Wednesday, February 07, 2007

I Say This

I just want to say this. Some things I want to say but I really dont want to talk about.

Its like debating. I cant really say that Ive ever really been in a debate. It took me years to be able to explain this. Of course I know that what I have is opinions. I just have no way of supporting them in a debate. Whats more important though, is that I have no interest in learning to do this. I could explain why but if someone feels that life is all about opinions and debate....not everyone feels this way. Not even everyone feels that blogging is all about this. Im glad that there are people that feel this way or i would have to stop blogging. Its too confusing otherwise. No Im not saying something about all autistics or even anybody but me. I speak for myself only.

People make assumptions about me and of course I make assumptions too. If I was blaming anyone I would have to accept the same blame also but thats not at all my point. The reason that people make assumptions about me that gives me difficulty is because I havent told them what would explain to them why they are assuming what they are. Its up to me to clear it up and eventually maybe Ill find a way. Until then, I accept responsibility for it but until I know how to deal with it I can just say what I am saying here.

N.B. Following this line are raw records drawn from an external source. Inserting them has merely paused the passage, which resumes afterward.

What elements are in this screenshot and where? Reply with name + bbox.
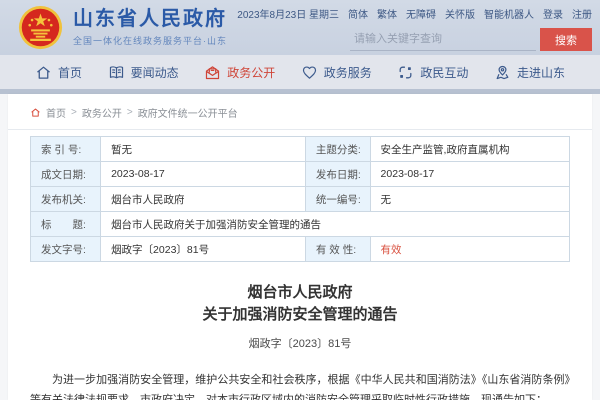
table-row: 发布机关: 烟台市人民政府 统一编号: 无 [31,187,570,212]
meta-label-title: 标 题: [31,212,101,237]
meta-value-publish-date: 2023-08-17 [370,162,569,187]
breadcrumb-disclosure[interactable]: 政务公开 [82,105,122,120]
nav-item-interaction[interactable]: 政民互动 [397,64,468,81]
nav-item-visit-shandong[interactable]: 走进山东 [494,64,565,81]
national-emblem-icon [18,5,63,50]
nav-item-services[interactable]: 政务服务 [301,64,372,81]
document-number: 烟政字〔2023〕81号 [8,335,592,351]
document-body-paragraph: 为进一步加强消防安全管理，维护公共安全和社会秩序，根据《中华人民共和国消防法》《… [30,370,570,400]
interaction-icon [397,64,414,81]
meta-value-title: 烟台市人民政府关于加强消防安全管理的通告 [101,212,570,237]
nav-label: 政务服务 [324,64,372,81]
meta-value-written-date: 2023-08-17 [101,162,306,187]
document-title-line1: 烟台市人民政府 [8,282,592,304]
meta-label-unified-no: 统一编号: [305,187,370,212]
table-row: 发文字号: 烟政字〔2023〕81号 有 效 性: 有效 [31,237,570,262]
site-logo[interactable]: 山东省人民政府 全国一体化在线政务服务平台·山东 [18,5,227,50]
home-icon [35,64,52,81]
envelope-open-icon [204,64,221,81]
home-icon [30,107,41,118]
site-title: 山东省人民政府 [73,8,227,31]
nav-label: 走进山东 [517,64,565,81]
nav-item-disclosure[interactable]: 政务公开 [204,64,275,81]
meta-value-unified-no: 无 [370,187,569,212]
meta-label-category: 主题分类: [305,137,370,162]
map-pin-icon [494,64,511,81]
meta-value-index-no: 暂无 [101,137,306,162]
search-button[interactable]: 搜索 [540,28,592,51]
table-row: 索 引 号: 暂无 主题分类: 安全生产监管,政府直属机构 [31,137,570,162]
meta-label-index-no: 索 引 号: [31,137,101,162]
meta-label-written-date: 成文日期: [31,162,101,187]
search-bar: 搜索 [350,28,592,51]
meta-value-validity: 有效 [370,237,569,262]
link-register[interactable]: 注册 [572,6,592,21]
breadcrumb-separator: > [71,107,77,118]
table-row: 标 题: 烟台市人民政府关于加强消防安全管理的通告 [31,212,570,237]
meta-label-publish-date: 发布日期: [305,162,370,187]
utility-bar: 2023年8月23日 星期三 简体 繁体 无障碍 关怀版 智能机器人 登录 注册 [237,6,592,21]
link-login[interactable]: 登录 [543,6,563,21]
nav-label: 政务公开 [227,64,275,81]
nav-label: 要闻动态 [131,64,179,81]
nav-item-home[interactable]: 首页 [35,64,82,81]
meta-value-doc-number: 烟政字〔2023〕81号 [101,237,306,262]
table-row: 成文日期: 2023-08-17 发布日期: 2023-08-17 [31,162,570,187]
book-icon [108,64,125,81]
main-nav: 首页 要闻动态 政务公开 政务服务 政民互动 [0,55,600,94]
breadcrumb: 首页 > 政务公开 > 政府文件统一公开平台 [8,94,592,130]
nav-label: 首页 [58,64,82,81]
search-input[interactable] [350,28,536,51]
document-meta-table: 索 引 号: 暂无 主题分类: 安全生产监管,政府直属机构 成文日期: 2023… [30,136,570,262]
meta-label-issuing-agency: 发布机关: [31,187,101,212]
document-title-line2: 关于加强消防安全管理的通告 [8,304,592,326]
nav-label: 政民互动 [420,64,468,81]
meta-value-category: 安全生产监管,政府直属机构 [370,137,569,162]
link-traditional[interactable]: 繁体 [377,6,397,21]
current-date: 2023年8月23日 星期三 [237,6,339,21]
nav-item-news[interactable]: 要闻动态 [108,64,179,81]
link-care-version[interactable]: 关怀版 [445,6,475,21]
breadcrumb-home[interactable]: 首页 [46,105,66,120]
main-content: 首页 > 政务公开 > 政府文件统一公开平台 索 引 号: 暂无 主题分类: 安… [8,94,592,400]
meta-label-doc-number: 发文字号: [31,237,101,262]
breadcrumb-separator: > [127,107,133,118]
link-accessibility[interactable]: 无障碍 [406,6,436,21]
breadcrumb-platform[interactable]: 政府文件统一公开平台 [138,105,238,120]
site-subtitle: 全国一体化在线政务服务平台·山东 [73,34,227,47]
link-simplified[interactable]: 简体 [348,6,368,21]
link-robot[interactable]: 智能机器人 [484,6,534,21]
document-title-block: 烟台市人民政府 关于加强消防安全管理的通告 烟政字〔2023〕81号 [8,282,592,351]
meta-value-issuing-agency: 烟台市人民政府 [101,187,306,212]
meta-label-validity: 有 效 性: [305,237,370,262]
site-header: 山东省人民政府 全国一体化在线政务服务平台·山东 2023年8月23日 星期三 … [0,0,600,55]
heart-icon [301,64,318,81]
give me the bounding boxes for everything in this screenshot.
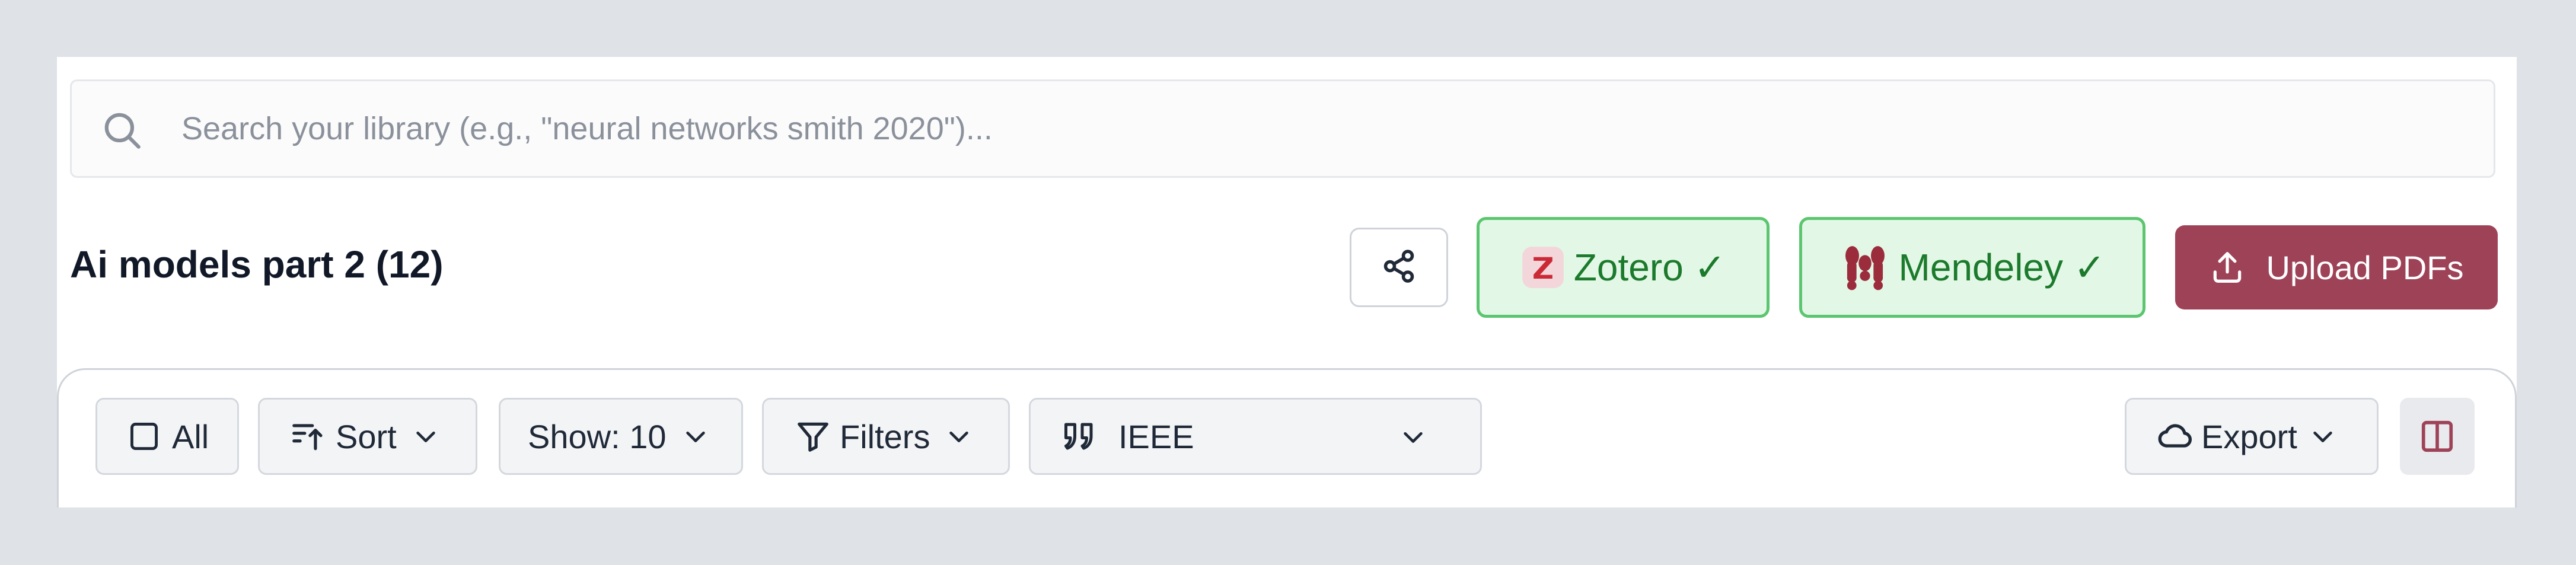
chevron-down-icon — [1399, 423, 1427, 451]
export-button[interactable]: Export — [2125, 398, 2379, 475]
collection-title: Ai models part 2 (12) — [70, 243, 444, 286]
select-all-button[interactable]: All — [95, 398, 239, 475]
search-bar — [70, 79, 2495, 178]
upload-pdfs-button[interactable]: Upload PDFs — [2175, 225, 2498, 309]
chevron-down-icon — [412, 423, 439, 450]
page-size-label: Show: 10 — [528, 417, 667, 455]
share-icon — [1381, 248, 1417, 287]
checkbox-icon — [127, 419, 161, 454]
sort-label: Sort — [336, 417, 397, 455]
split-view-toggle[interactable] — [2400, 398, 2475, 475]
sort-button[interactable]: Sort — [258, 398, 477, 475]
chevron-down-icon — [945, 423, 973, 450]
filter-icon — [795, 418, 831, 455]
upload-label: Upload PDFs — [2266, 248, 2464, 286]
citation-style-select[interactable]: IEEE — [1029, 398, 1482, 475]
mendeley-logo-icon — [1839, 242, 1890, 293]
library-toolbar: All Sort Show: 10 Filters IEEE Export — [57, 368, 2517, 507]
search-icon — [100, 108, 144, 152]
zotero-logo-icon — [1520, 245, 1566, 290]
mendeley-sync-button[interactable]: Mendeley ✓ — [1799, 217, 2145, 318]
split-view-icon — [2419, 418, 2456, 455]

I have a great deal of difficulty with knowing how much to tell about myself and when to tell that. Im sure it will make a difference in how Im seen and understood. There are people who are comfortable with communicating in a realm that is too confusing to me. Since not everyone is like that or doesnt choose complicated communcation, those who do or that find me confusing, can leave me alone because.... I know that Ill find people that are interested in working with me to find simple communication. Thats why I blog and otherwise I wouldnt blog. No, Im not saying anything about this being an autistic thing. Its a me thing.